One result is that what used to be known, often pejoratively, as "the youth culture" has become the culture of an increasingly larger segment of the population. In fact, it is in the process of becoming culture tout court. This is particularly noticeable to anyone who sees, as I do, a lot of first-run movies, all but a few of which seem to be made to suit the tastes and sensibilities of 13-year-olds. This is only to be expected. The demographic profile of those who pay full price to see first-run movies (often more than once) is skewed towards those who are old enough to want to meet friends, including those of the opposite sex, at places away from home, but who are not old enough (or rich enough) to go to restaurants, bars, and clubs. Grownups tend to think it's not worth the trouble just to go out to a movie. They prefer to wait until it comes out on video.

You might think that soon they would be finding, if they haven't already, that there isn't even anything to rent. Their taking themselves out of the market for first-run films must produce a vicious marketing circle, guaranteeing that the entertainment industry will cater even more to kids, which will make their parents even less likely to want to go to the movies. Yet it also seems to be the case that adult tastes are undergoing a process of juvenescence. When the boy-man Adam Sandler has had two monster hits in the last year (The Waterboy and Big Daddy), both of them holding up for admiration the star's trademark case of arrested development, you know that something essential but not very complimentary is being said about our culture. And on television, we have shows like Seinfeld and Friends-now joined by Oh Grow Up and others-that celebrate the long twilight of adolescence, lingering like the midnight sun into middle age; we also have a plethora of frank celebrations of the teenage sensibility, such as Dawson's Creek; Sabrina, the Teenage Witch; Freaks and Geeks; Popular; and Manchester Prep, to name only a few.

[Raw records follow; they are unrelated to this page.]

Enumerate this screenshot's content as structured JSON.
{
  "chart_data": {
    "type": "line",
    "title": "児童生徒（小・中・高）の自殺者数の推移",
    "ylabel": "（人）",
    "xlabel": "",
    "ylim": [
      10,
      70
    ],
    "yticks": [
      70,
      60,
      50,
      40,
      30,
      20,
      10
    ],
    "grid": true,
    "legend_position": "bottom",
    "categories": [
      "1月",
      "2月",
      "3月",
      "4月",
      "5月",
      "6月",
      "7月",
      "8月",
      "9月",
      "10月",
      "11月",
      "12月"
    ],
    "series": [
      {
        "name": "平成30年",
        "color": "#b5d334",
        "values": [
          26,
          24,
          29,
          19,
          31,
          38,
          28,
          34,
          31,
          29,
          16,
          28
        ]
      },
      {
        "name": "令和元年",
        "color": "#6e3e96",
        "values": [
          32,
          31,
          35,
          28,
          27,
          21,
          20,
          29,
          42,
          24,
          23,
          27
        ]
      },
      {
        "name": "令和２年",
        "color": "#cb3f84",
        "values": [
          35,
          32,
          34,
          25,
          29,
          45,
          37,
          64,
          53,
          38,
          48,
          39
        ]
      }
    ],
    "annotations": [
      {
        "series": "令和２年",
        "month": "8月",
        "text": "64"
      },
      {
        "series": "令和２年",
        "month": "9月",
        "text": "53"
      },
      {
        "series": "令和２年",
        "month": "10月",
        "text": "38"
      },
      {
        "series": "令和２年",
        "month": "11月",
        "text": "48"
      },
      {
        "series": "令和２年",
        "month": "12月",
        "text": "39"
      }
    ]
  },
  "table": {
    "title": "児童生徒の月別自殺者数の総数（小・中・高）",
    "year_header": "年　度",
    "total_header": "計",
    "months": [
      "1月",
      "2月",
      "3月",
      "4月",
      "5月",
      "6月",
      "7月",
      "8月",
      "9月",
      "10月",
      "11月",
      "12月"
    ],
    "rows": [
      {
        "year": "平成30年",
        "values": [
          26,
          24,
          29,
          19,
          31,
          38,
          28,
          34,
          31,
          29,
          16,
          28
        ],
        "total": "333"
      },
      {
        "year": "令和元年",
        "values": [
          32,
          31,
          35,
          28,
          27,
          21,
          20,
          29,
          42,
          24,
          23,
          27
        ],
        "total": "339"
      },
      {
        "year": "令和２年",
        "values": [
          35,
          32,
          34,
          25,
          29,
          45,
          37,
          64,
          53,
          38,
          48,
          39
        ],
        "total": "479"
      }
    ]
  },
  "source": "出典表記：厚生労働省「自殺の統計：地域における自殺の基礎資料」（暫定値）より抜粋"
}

As a result, we have by now become so accustomed to the bias toward youth of popular entertainment that we have almost forgotten what grown-up movies look like. Or so I conclude from the outpouring of critical praise that has greeted American Beauty. Written by Alan Ball and directed by Sam Mendes, this is a movie that has been widely praised for its seriousness and intelligence, but that is saturated with the peculiar ethos and aesthetics of the youth culture-not only in its enthusiastic embrace of sex, drugs, and rock 'n' roll as a tonic for the over-forties, but also in its easy self-righteousness, its programmatic romanticism, its pose of perpetual disillusion and psychic scarring, and, above all, its huge appetite for self-pity.

Kevin Spacey plays Lester Burnham, a middle-aged man who has a job he hates and a wife and daughter who, apparently, hate him. He no longer enjoys a real marriage with his wife and is hardly spoken to by his daughter, who becomes even more hostile when she sees that he is attracted to her best friend and fellow high-school cheerleader. There is more than a hint here of Death in Venice, particularly as we are told from the beginning by no less an authority than Lester himself that he is going to die soon. The young blonde cheerleader, whom he imagines in a bath of crimson rose petals, becomes the image of life and liveliness that he is soon to leave behind-once, that is, he has quit his job, gone to work in a fast-food joint, bought a late-1960s-vintage muscle car, and taken up weightlifting, pop music, and pot-smoking again.